In the city of Teloth Lovecraft has devised a pungent satire of Christianity, specifically of the Protestant work ethic. When Iranon asks why he must work as a cobbler, the archon tells him: “All in Teloth must toil, . . . for that is the law.” Iranon responds: “Wherefore do ye toil; is it not that ye may live and be happy? And if ye toil only that ye may toil more, when shall happiness find you?” To this the archon states: “‘The words thou speakest are blasphemy, for the gods of Teloth have said that toil is good. Our gods have promised us a haven of light beyond death, where there shall be rest without end, and crystal coldness amidst which none shall vex his mind with thought or his eyes with beauty. . . . All here must serve, and song is folly.’”
Aside from its musical language, “The Quest of Iranon” bears no influence of any specific work by Dunsany, and may be the most original of Lovecraft’s Dunsanian imitations. It was a long time appearing in print. Lovecraft wished to use it in his own Conservative (whose last issue had appeared in July 1919), but the next issue did not appear until March 1923,
and Lovecraft had by then evidently decided against using it there. It languished in manuscript until finally published in the Galleon for July–August 1935.
Lovecraft’s final explicitly Dunsanian story is “The Other Gods” (August 14, 1921). The “gods of earth” have forsaken their beloved mountain Ngranek and have betaken themselves to “unknown Kadath in the cold waste where no man treads”; they have done this ever since a human being from Ulthar, Barzai the Wise, attempted to scale Mt. Ngranek and catch a glimpse of them. Barzai was much learned in the “seven cryptical books of Hsan” and the “Pnakotic Manuscripts of distant and frozen Lomar,” and knew so much of the gods that he wished to see them dancing on Mt. Ngranek. He undertakes this bold journey with his friend, Atal the priest. For days they climb the rugged mountain, and as they approach the cloud-hung summit Barzai thinks he hears the gods; he redoubles his efforts, leaving Atal far behind. He cries out:
“The mists are very thin, and the moon casts shadows on the slope; the voices of earth’s gods are high and wild, and they fear the coming of Barzai the Wise, who is greater than they. . . . The moon’s light flickers, as earth’s gods dance against it; I shall see the dancing forms of the gods that leap and howl in the moonlight. . . . The light is dimmer and the gods are afraid. . . .”
But his eagerness turns to horror. He thinks he actually sees the gods of earth, but instead they are “‘The other gods! The other gods! The gods of the outer hells that guard the feeble gods of earth!’” Barzai is swept up (“‘Merciful gods of earth, I am falling into the sky! ’”) and is never seen again.

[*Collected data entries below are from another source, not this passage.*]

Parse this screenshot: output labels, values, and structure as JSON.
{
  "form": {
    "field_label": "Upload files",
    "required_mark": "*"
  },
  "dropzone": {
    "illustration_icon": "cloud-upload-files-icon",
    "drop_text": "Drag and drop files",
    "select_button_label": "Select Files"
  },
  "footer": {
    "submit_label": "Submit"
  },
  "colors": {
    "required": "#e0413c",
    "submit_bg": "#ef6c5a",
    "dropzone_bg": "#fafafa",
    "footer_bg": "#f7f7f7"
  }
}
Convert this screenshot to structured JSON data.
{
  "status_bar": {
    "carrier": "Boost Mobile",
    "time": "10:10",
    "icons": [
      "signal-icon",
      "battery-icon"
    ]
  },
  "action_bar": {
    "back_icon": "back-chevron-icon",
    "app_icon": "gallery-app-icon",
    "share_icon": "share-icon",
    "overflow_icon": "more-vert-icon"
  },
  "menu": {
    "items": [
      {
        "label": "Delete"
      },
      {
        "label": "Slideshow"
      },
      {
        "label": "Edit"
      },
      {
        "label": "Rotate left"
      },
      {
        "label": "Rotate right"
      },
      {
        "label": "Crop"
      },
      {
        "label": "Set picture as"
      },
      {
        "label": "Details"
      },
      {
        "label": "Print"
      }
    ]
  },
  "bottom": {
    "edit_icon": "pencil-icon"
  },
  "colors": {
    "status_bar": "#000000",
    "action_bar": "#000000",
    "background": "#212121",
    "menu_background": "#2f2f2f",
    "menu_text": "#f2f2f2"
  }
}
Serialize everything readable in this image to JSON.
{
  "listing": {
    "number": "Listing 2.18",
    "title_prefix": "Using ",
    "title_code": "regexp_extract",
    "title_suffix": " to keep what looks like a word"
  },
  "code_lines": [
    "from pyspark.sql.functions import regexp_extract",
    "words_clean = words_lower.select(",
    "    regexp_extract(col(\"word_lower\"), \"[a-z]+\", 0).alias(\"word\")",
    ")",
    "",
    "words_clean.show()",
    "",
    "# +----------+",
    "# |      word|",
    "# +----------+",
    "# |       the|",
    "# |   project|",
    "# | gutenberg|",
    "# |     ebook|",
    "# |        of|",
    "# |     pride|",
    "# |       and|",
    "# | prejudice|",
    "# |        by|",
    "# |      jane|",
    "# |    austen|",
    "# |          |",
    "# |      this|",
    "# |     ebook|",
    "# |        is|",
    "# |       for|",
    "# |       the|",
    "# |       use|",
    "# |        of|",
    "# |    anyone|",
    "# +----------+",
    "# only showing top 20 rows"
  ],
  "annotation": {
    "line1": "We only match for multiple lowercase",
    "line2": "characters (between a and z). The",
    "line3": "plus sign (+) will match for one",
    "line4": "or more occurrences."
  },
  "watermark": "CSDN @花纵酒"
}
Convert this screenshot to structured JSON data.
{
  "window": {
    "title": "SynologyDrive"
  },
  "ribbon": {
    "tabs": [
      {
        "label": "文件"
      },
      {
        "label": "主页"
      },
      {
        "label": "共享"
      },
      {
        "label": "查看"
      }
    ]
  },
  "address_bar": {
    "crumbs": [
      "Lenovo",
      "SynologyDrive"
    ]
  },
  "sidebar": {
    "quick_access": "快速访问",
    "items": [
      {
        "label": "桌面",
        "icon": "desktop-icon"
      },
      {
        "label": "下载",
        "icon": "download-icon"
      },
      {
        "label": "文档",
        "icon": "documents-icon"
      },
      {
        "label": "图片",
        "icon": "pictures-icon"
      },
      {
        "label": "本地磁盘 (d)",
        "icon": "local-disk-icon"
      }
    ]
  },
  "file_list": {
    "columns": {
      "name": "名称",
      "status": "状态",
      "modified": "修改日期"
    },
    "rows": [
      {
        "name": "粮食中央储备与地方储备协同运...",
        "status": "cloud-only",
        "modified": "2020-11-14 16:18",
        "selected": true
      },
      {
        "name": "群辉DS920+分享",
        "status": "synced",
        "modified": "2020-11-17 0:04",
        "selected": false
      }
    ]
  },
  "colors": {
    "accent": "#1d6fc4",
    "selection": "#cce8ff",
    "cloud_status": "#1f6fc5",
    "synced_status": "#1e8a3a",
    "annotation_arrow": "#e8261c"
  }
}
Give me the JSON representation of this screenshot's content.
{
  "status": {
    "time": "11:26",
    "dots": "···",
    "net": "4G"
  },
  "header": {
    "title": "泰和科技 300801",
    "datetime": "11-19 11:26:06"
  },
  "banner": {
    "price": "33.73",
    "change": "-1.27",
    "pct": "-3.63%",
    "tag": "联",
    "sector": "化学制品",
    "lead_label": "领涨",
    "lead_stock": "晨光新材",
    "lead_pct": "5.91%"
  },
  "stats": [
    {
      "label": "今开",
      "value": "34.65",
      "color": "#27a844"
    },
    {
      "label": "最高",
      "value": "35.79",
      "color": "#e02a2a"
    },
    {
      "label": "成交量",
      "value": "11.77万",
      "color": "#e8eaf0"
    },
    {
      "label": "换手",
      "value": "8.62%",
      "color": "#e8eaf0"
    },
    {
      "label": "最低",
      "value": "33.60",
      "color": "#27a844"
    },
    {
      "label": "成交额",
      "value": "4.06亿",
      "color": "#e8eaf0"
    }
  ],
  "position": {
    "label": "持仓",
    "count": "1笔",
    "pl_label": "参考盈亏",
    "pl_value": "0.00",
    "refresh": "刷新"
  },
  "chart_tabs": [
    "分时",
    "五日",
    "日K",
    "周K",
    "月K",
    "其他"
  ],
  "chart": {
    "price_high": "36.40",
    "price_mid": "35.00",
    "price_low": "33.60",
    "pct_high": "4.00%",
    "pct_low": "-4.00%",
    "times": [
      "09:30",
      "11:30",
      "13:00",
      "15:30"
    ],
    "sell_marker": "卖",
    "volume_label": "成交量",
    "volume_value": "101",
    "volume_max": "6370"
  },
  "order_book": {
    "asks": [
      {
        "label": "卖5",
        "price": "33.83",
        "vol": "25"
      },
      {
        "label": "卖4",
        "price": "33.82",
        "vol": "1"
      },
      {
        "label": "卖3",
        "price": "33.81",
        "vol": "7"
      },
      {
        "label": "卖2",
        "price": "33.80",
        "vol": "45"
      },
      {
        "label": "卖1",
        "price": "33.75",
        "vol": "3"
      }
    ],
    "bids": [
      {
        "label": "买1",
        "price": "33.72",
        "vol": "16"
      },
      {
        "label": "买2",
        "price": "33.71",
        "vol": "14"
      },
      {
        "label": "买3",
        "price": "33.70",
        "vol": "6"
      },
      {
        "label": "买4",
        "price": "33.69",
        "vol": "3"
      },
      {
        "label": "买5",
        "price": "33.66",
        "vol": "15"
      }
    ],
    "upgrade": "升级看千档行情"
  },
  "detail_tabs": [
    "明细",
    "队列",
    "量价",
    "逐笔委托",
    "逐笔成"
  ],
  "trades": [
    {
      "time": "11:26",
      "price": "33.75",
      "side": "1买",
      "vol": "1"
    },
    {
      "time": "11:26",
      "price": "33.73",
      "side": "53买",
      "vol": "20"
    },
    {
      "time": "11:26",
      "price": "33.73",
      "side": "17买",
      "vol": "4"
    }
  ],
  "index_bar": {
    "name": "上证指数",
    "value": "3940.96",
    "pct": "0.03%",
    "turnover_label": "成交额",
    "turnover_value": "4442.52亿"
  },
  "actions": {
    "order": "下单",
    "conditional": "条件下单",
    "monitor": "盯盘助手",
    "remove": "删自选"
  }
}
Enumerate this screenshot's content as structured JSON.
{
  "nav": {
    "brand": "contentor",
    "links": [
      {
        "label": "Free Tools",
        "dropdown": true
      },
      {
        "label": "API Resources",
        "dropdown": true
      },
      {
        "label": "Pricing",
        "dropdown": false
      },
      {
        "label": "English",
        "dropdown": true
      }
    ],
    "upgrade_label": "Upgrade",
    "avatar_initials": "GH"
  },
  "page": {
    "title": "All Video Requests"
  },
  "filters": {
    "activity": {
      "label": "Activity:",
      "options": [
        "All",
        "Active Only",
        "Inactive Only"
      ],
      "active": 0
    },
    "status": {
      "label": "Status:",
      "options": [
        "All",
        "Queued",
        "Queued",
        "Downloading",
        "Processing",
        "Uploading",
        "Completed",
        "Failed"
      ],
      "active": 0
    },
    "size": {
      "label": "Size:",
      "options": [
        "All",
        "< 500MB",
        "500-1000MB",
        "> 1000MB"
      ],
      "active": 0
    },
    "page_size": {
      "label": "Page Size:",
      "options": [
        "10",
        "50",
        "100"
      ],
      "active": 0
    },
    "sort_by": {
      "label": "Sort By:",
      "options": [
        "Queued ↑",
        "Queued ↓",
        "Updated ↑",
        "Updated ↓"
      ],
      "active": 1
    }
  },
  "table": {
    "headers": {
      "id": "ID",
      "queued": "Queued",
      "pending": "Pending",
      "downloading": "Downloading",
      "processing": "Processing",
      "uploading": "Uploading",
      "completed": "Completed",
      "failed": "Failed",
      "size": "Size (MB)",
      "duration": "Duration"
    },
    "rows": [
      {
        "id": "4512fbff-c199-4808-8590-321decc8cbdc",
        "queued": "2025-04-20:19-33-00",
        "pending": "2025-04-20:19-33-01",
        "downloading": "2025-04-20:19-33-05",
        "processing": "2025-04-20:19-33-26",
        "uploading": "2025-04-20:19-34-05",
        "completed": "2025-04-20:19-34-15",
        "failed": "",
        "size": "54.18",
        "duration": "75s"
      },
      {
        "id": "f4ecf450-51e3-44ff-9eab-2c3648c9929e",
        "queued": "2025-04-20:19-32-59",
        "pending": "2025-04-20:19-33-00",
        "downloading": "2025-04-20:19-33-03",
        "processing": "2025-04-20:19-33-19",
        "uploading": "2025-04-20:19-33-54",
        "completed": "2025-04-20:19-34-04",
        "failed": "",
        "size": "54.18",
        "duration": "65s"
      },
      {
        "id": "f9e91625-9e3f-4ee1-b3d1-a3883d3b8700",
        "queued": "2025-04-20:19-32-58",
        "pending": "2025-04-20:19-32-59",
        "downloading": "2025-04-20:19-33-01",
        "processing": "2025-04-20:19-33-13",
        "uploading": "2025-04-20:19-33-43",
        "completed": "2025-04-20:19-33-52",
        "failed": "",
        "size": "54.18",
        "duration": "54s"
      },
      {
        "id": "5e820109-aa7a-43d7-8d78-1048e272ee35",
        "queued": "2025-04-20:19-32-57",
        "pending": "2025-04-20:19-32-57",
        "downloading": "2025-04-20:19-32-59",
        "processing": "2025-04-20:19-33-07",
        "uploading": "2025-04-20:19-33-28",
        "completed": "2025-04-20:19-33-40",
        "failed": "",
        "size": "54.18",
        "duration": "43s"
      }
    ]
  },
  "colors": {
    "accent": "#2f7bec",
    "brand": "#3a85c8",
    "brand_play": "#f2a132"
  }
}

“The Other Gods” is a textbook example of hubris, and not an especially interesting one. Dunsany had already treated the matter several times in his own work; in “The Revolt of the Home Gods” (in The Gods of Pegana) the humble home gods Eimes, Zanes, and Segastrion declare: “We now play the game of the gods and slay men for our pleasure, and we be greater than the gods of Pegana.”[39] But, even though they be gods, they suffer a dismal fate at the hands of the gods of Pegana.